# Let $f\colon\Bbb R\to \Bbb R-\{3\}$ be a function such that there exist $T>0$ with $f(x+T)=\frac{f(x)-5}{f(x)-3}$ for every $x\in\Bbb R$.

Let $f\colon \Bbb R\to \Bbb R-\{3\}$ be a function with the property that there exist $T>0$ such that $f(x+T)=\frac{f(x)-5}{f(x)-3}$ for every $x\in \Bbb R$. Prove that $f(x)$ is periodic and find the period of $f(x)$.

For $f(x)$ to be periodic, we need to prove $f(x+\lambda)=f(x)$, where $\lambda$ is the fundamental period of $f(x)$. But there seems no path to prove this in the given definition of the function. Please help me.

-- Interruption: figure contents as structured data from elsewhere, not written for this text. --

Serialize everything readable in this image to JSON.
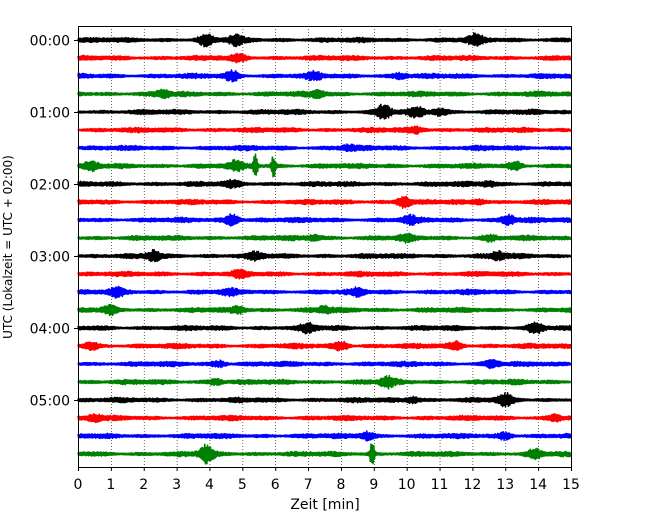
{
  "chart_data": {
    "type": "line",
    "title": "",
    "xlabel": "Zeit  [min]",
    "ylabel": "UTC (Lokalzeit = UTC + 02:00)",
    "xlim": [
      0,
      15
    ],
    "x_ticks": [
      0,
      1,
      2,
      3,
      4,
      5,
      6,
      7,
      8,
      9,
      10,
      11,
      12,
      13,
      14,
      15
    ],
    "x_tick_labels": [
      "0",
      "1",
      "2",
      "3",
      "4",
      "5",
      "6",
      "7",
      "8",
      "9",
      "10",
      "11",
      "12",
      "13",
      "14",
      "15"
    ],
    "y_tick_labels": [
      "00:00",
      "01:00",
      "02:00",
      "03:00",
      "04:00",
      "05:00"
    ],
    "trace_minutes": 15,
    "trace_count": 24,
    "grid": "vertical dotted at each minute",
    "colors": [
      "#000000",
      "#ff0000",
      "#0000ff",
      "#008000"
    ],
    "traces": [
      {
        "start": "00:00",
        "color": "#000000",
        "events": [
          {
            "t": 3.9,
            "amp": 0.6
          },
          {
            "t": 4.8,
            "amp": 0.5
          },
          {
            "t": 12.1,
            "amp": 0.6
          }
        ]
      },
      {
        "start": "00:15",
        "color": "#ff0000",
        "events": [
          {
            "t": 4.9,
            "amp": 0.35
          }
        ]
      },
      {
        "start": "00:30",
        "color": "#0000ff",
        "events": [
          {
            "t": 4.7,
            "amp": 0.55
          },
          {
            "t": 7.2,
            "amp": 0.35
          },
          {
            "t": 9.8,
            "amp": 0.3
          }
        ]
      },
      {
        "start": "00:45",
        "color": "#008000",
        "events": [
          {
            "t": 2.6,
            "amp": 0.4
          },
          {
            "t": 7.3,
            "amp": 0.35
          }
        ]
      },
      {
        "start": "01:00",
        "color": "#000000",
        "events": [
          {
            "t": 9.3,
            "amp": 0.8
          },
          {
            "t": 10.3,
            "amp": 0.5
          },
          {
            "t": 11.0,
            "amp": 0.4
          }
        ]
      },
      {
        "start": "01:15",
        "color": "#ff0000",
        "events": [
          {
            "t": 10.3,
            "amp": 0.3
          }
        ]
      },
      {
        "start": "01:30",
        "color": "#0000ff",
        "events": [
          {
            "t": 8.2,
            "amp": 0.3
          }
        ]
      },
      {
        "start": "01:45",
        "color": "#008000",
        "events": [
          {
            "t": 0.4,
            "amp": 0.45
          },
          {
            "t": 4.8,
            "amp": 0.5
          },
          {
            "t": 5.4,
            "amp": 1.4
          },
          {
            "t": 5.95,
            "amp": 1.3
          },
          {
            "t": 13.3,
            "amp": 0.45
          }
        ]
      },
      {
        "start": "02:00",
        "color": "#000000",
        "events": [
          {
            "t": 4.7,
            "amp": 0.3
          },
          {
            "t": 12.5,
            "amp": 0.3
          }
        ]
      },
      {
        "start": "02:15",
        "color": "#ff0000",
        "events": [
          {
            "t": 9.9,
            "amp": 0.65
          },
          {
            "t": 12.2,
            "amp": 0.3
          }
        ]
      },
      {
        "start": "02:30",
        "color": "#0000ff",
        "events": [
          {
            "t": 4.7,
            "amp": 0.7
          },
          {
            "t": 10.1,
            "amp": 0.4
          },
          {
            "t": 13.1,
            "amp": 0.55
          }
        ]
      },
      {
        "start": "02:45",
        "color": "#008000",
        "events": [
          {
            "t": 7.2,
            "amp": 0.3
          },
          {
            "t": 10.0,
            "amp": 0.3
          },
          {
            "t": 12.5,
            "amp": 0.3
          }
        ]
      },
      {
        "start": "03:00",
        "color": "#000000",
        "events": [
          {
            "t": 2.3,
            "amp": 0.55
          },
          {
            "t": 5.4,
            "amp": 0.35
          },
          {
            "t": 12.8,
            "amp": 0.45
          }
        ]
      },
      {
        "start": "03:15",
        "color": "#ff0000",
        "events": [
          {
            "t": 4.9,
            "amp": 0.3
          }
        ]
      },
      {
        "start": "03:30",
        "color": "#0000ff",
        "events": [
          {
            "t": 1.2,
            "amp": 0.45
          },
          {
            "t": 4.6,
            "amp": 0.3
          },
          {
            "t": 8.5,
            "amp": 0.35
          }
        ]
      },
      {
        "start": "03:45",
        "color": "#008000",
        "events": [
          {
            "t": 1.0,
            "amp": 0.4
          },
          {
            "t": 4.9,
            "amp": 0.35
          },
          {
            "t": 7.5,
            "amp": 0.35
          }
        ]
      },
      {
        "start": "04:00",
        "color": "#000000",
        "events": [
          {
            "t": 7.0,
            "amp": 0.45
          },
          {
            "t": 13.9,
            "amp": 0.55
          }
        ]
      },
      {
        "start": "04:15",
        "color": "#ff0000",
        "events": [
          {
            "t": 0.4,
            "amp": 0.4
          },
          {
            "t": 8.0,
            "amp": 0.5
          },
          {
            "t": 11.5,
            "amp": 0.45
          }
        ]
      },
      {
        "start": "04:30",
        "color": "#0000ff",
        "events": [
          {
            "t": 4.3,
            "amp": 0.35
          },
          {
            "t": 12.6,
            "amp": 0.4
          }
        ]
      },
      {
        "start": "04:45",
        "color": "#008000",
        "events": [
          {
            "t": 9.4,
            "amp": 0.6
          },
          {
            "t": 4.2,
            "amp": 0.35
          }
        ]
      },
      {
        "start": "05:00",
        "color": "#000000",
        "events": [
          {
            "t": 13.0,
            "amp": 0.65
          },
          {
            "t": 10.2,
            "amp": 0.35
          }
        ]
      },
      {
        "start": "05:15",
        "color": "#ff0000",
        "events": [
          {
            "t": 0.5,
            "amp": 0.35
          },
          {
            "t": 14.5,
            "amp": 0.4
          }
        ]
      },
      {
        "start": "05:30",
        "color": "#0000ff",
        "events": [
          {
            "t": 8.8,
            "amp": 0.45
          },
          {
            "t": 13.0,
            "amp": 0.4
          }
        ]
      },
      {
        "start": "05:45",
        "color": "#008000",
        "events": [
          {
            "t": 3.9,
            "amp": 1.0
          },
          {
            "t": 8.95,
            "amp": 1.6
          },
          {
            "t": 13.9,
            "amp": 0.5
          }
        ]
      }
    ]
  }
}
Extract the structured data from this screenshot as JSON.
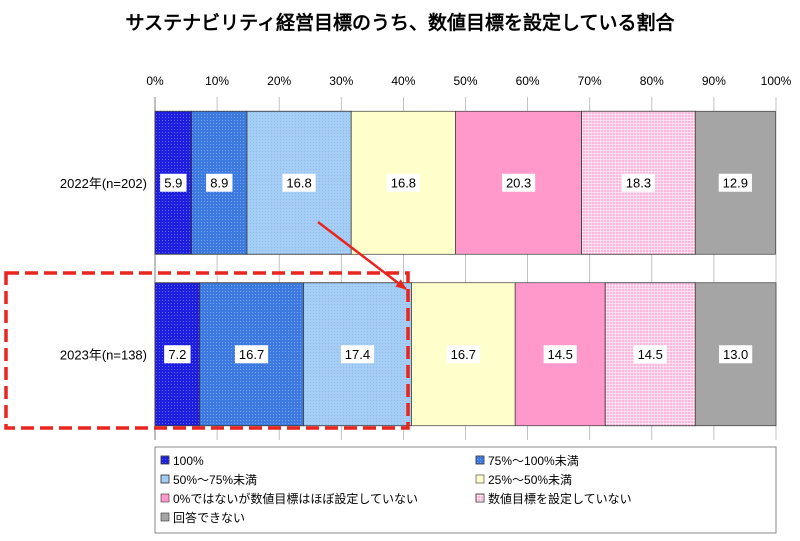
{
  "chart_data": {
    "type": "bar",
    "orientation": "horizontal",
    "stacked": true,
    "title": "サステナビリティ経営目標のうち、数値目標を設定している割合",
    "categories": [
      "2022年(n=202)",
      "2023年(n=138)"
    ],
    "xlim": [
      0,
      100
    ],
    "xtick_labels": [
      "0%",
      "10%",
      "20%",
      "30%",
      "40%",
      "50%",
      "60%",
      "70%",
      "80%",
      "90%",
      "100%"
    ],
    "grid": true,
    "legend": "bottom",
    "series": [
      {
        "name": "100%",
        "values": [
          5.9,
          7.2
        ],
        "labels": [
          "5.9",
          "7.2"
        ],
        "color": "#1e1ee0"
      },
      {
        "name": "75%～100%未満",
        "values": [
          8.9,
          16.7
        ],
        "labels": [
          "8.9",
          "16.7"
        ],
        "color": "#3d7ae0"
      },
      {
        "name": "50%～75%未満",
        "values": [
          16.8,
          17.4
        ],
        "labels": [
          "16.8",
          "17.4"
        ],
        "color": "#a6cdf4"
      },
      {
        "name": "25%～50%未満",
        "values": [
          16.8,
          16.7
        ],
        "labels": [
          "16.8",
          "16.7"
        ],
        "color": "#ffffcc"
      },
      {
        "name": "0%ではないが数値目標はほぼ設定していない",
        "values": [
          20.3,
          14.5
        ],
        "labels": [
          "20.3",
          "14.5"
        ],
        "color": "#ff99cc"
      },
      {
        "name": "数値目標を設定していない",
        "values": [
          18.3,
          14.5
        ],
        "labels": [
          "18.3",
          "14.5"
        ],
        "color": "#ffb6dc"
      },
      {
        "name": "回答できない",
        "values": [
          12.9,
          13.0
        ],
        "labels": [
          "12.9",
          "13.0"
        ],
        "color": "#a5a5a5"
      }
    ]
  },
  "annotation_color": "#e8251f"
}
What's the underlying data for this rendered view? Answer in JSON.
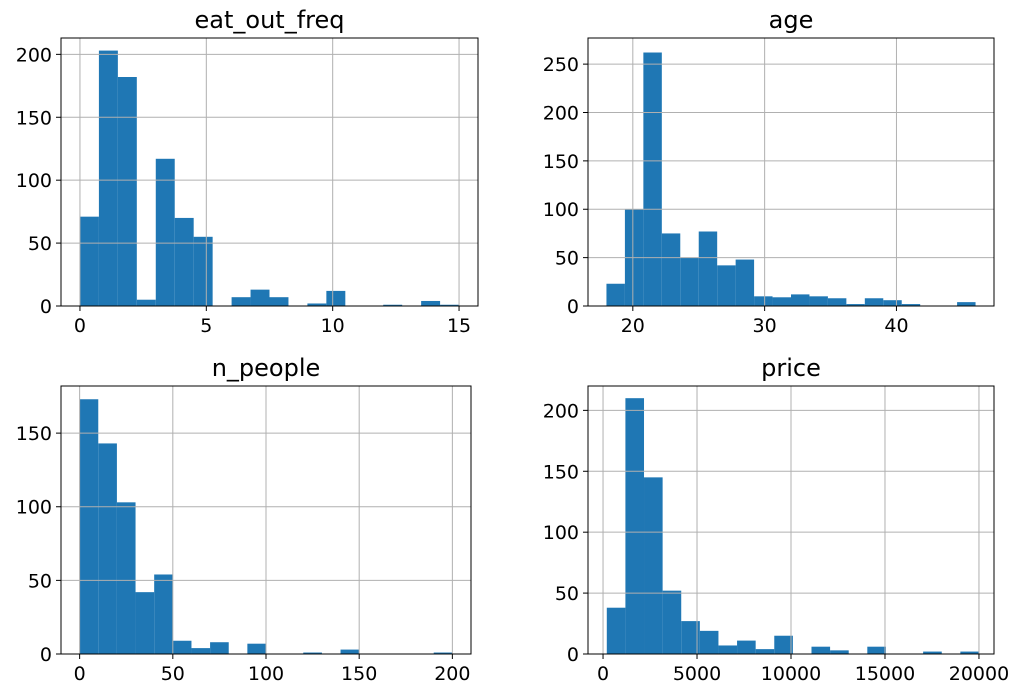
{
  "chart_data": [
    {
      "type": "histogram",
      "title": "eat_out_freq",
      "xlim": [
        -0.75,
        15.75
      ],
      "ylim": [
        0,
        213
      ],
      "xticks": [
        0,
        5,
        10,
        15
      ],
      "xtick_labels": [
        "0",
        "5",
        "10",
        "15"
      ],
      "yticks": [
        0,
        50,
        100,
        150,
        200
      ],
      "ytick_labels": [
        "0",
        "50",
        "100",
        "150",
        "200"
      ],
      "bin_edges": [
        0,
        0.75,
        1.5,
        2.25,
        3,
        3.75,
        4.5,
        5.25,
        6,
        6.75,
        7.5,
        8.25,
        9,
        9.75,
        10.5,
        11.25,
        12,
        12.75,
        13.5,
        14.25,
        15
      ],
      "counts": [
        71,
        203,
        182,
        5,
        117,
        70,
        55,
        0,
        7,
        13,
        7,
        0,
        2,
        12,
        0,
        0,
        1,
        0,
        4,
        1
      ],
      "color": "#1f77b4",
      "grid": true
    },
    {
      "type": "histogram",
      "title": "age",
      "xlim": [
        16.6,
        47.4
      ],
      "ylim": [
        0,
        277
      ],
      "xticks": [
        20,
        30,
        40
      ],
      "xtick_labels": [
        "20",
        "30",
        "40"
      ],
      "yticks": [
        0,
        50,
        100,
        150,
        200,
        250
      ],
      "ytick_labels": [
        "0",
        "50",
        "100",
        "150",
        "200",
        "250"
      ],
      "bin_edges": [
        18,
        19.4,
        20.8,
        22.2,
        23.6,
        25,
        26.4,
        27.8,
        29.2,
        30.6,
        32,
        33.4,
        34.8,
        36.2,
        37.6,
        39,
        40.4,
        41.8,
        43.2,
        44.6,
        46
      ],
      "counts": [
        23,
        100,
        262,
        75,
        50,
        77,
        42,
        48,
        10,
        9,
        12,
        10,
        8,
        2,
        8,
        6,
        2,
        0,
        0,
        4
      ],
      "color": "#1f77b4",
      "grid": true
    },
    {
      "type": "histogram",
      "title": "n_people",
      "xlim": [
        -10,
        210
      ],
      "ylim": [
        0,
        182
      ],
      "xticks": [
        0,
        50,
        100,
        150,
        200
      ],
      "xtick_labels": [
        "0",
        "50",
        "100",
        "150",
        "200"
      ],
      "yticks": [
        0,
        50,
        100,
        150
      ],
      "ytick_labels": [
        "0",
        "50",
        "100",
        "150"
      ],
      "bin_edges": [
        0,
        10,
        20,
        30,
        40,
        50,
        60,
        70,
        80,
        90,
        100,
        110,
        120,
        130,
        140,
        150,
        160,
        170,
        180,
        190,
        200
      ],
      "counts": [
        173,
        143,
        103,
        42,
        54,
        9,
        4,
        8,
        0,
        7,
        0,
        0,
        1,
        0,
        3,
        0,
        0,
        0,
        0,
        1
      ],
      "color": "#1f77b4",
      "grid": true
    },
    {
      "type": "histogram",
      "title": "price",
      "xlim": [
        -800,
        20800
      ],
      "ylim": [
        0,
        220
      ],
      "xticks": [
        0,
        5000,
        10000,
        15000,
        20000
      ],
      "xtick_labels": [
        "0",
        "5000",
        "10000",
        "15000",
        "20000"
      ],
      "yticks": [
        0,
        50,
        100,
        150,
        200
      ],
      "ytick_labels": [
        "0",
        "50",
        "100",
        "150",
        "200"
      ],
      "bin_edges": [
        200,
        1190,
        2180,
        3170,
        4160,
        5150,
        6140,
        7130,
        8120,
        9110,
        10100,
        11090,
        12080,
        13070,
        14060,
        15050,
        16040,
        17030,
        18020,
        19010,
        20000
      ],
      "counts": [
        38,
        210,
        145,
        52,
        27,
        19,
        7,
        11,
        4,
        15,
        0,
        6,
        3,
        0,
        6,
        0,
        0,
        2,
        0,
        2
      ],
      "color": "#1f77b4",
      "grid": true
    }
  ]
}
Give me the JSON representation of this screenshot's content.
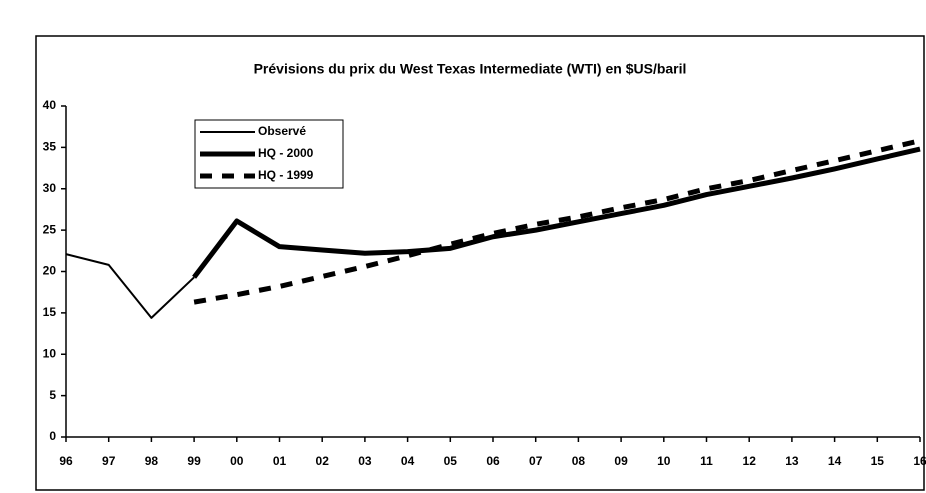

Well I seem to have found something $$f(x)=\frac{f(x)-5}{f(x)-3}$$ replace $x \rightarrow x+T$ to get $$f(x+2T)=\frac{2f(x)-5}{f(x)-2}$$ now once again replace $x \rightarrow x+2T$ to get $$f(x+4T)=f(x)$$
Hint: Find expressions of the form $f(x+kT)=\frac{a_kx+b_k}{c_kx+d_k}$, for $k=0$ (trivial), $k=1$ (given), $k=2$, $k=3$, and so on. You'll be surprised (soon enough).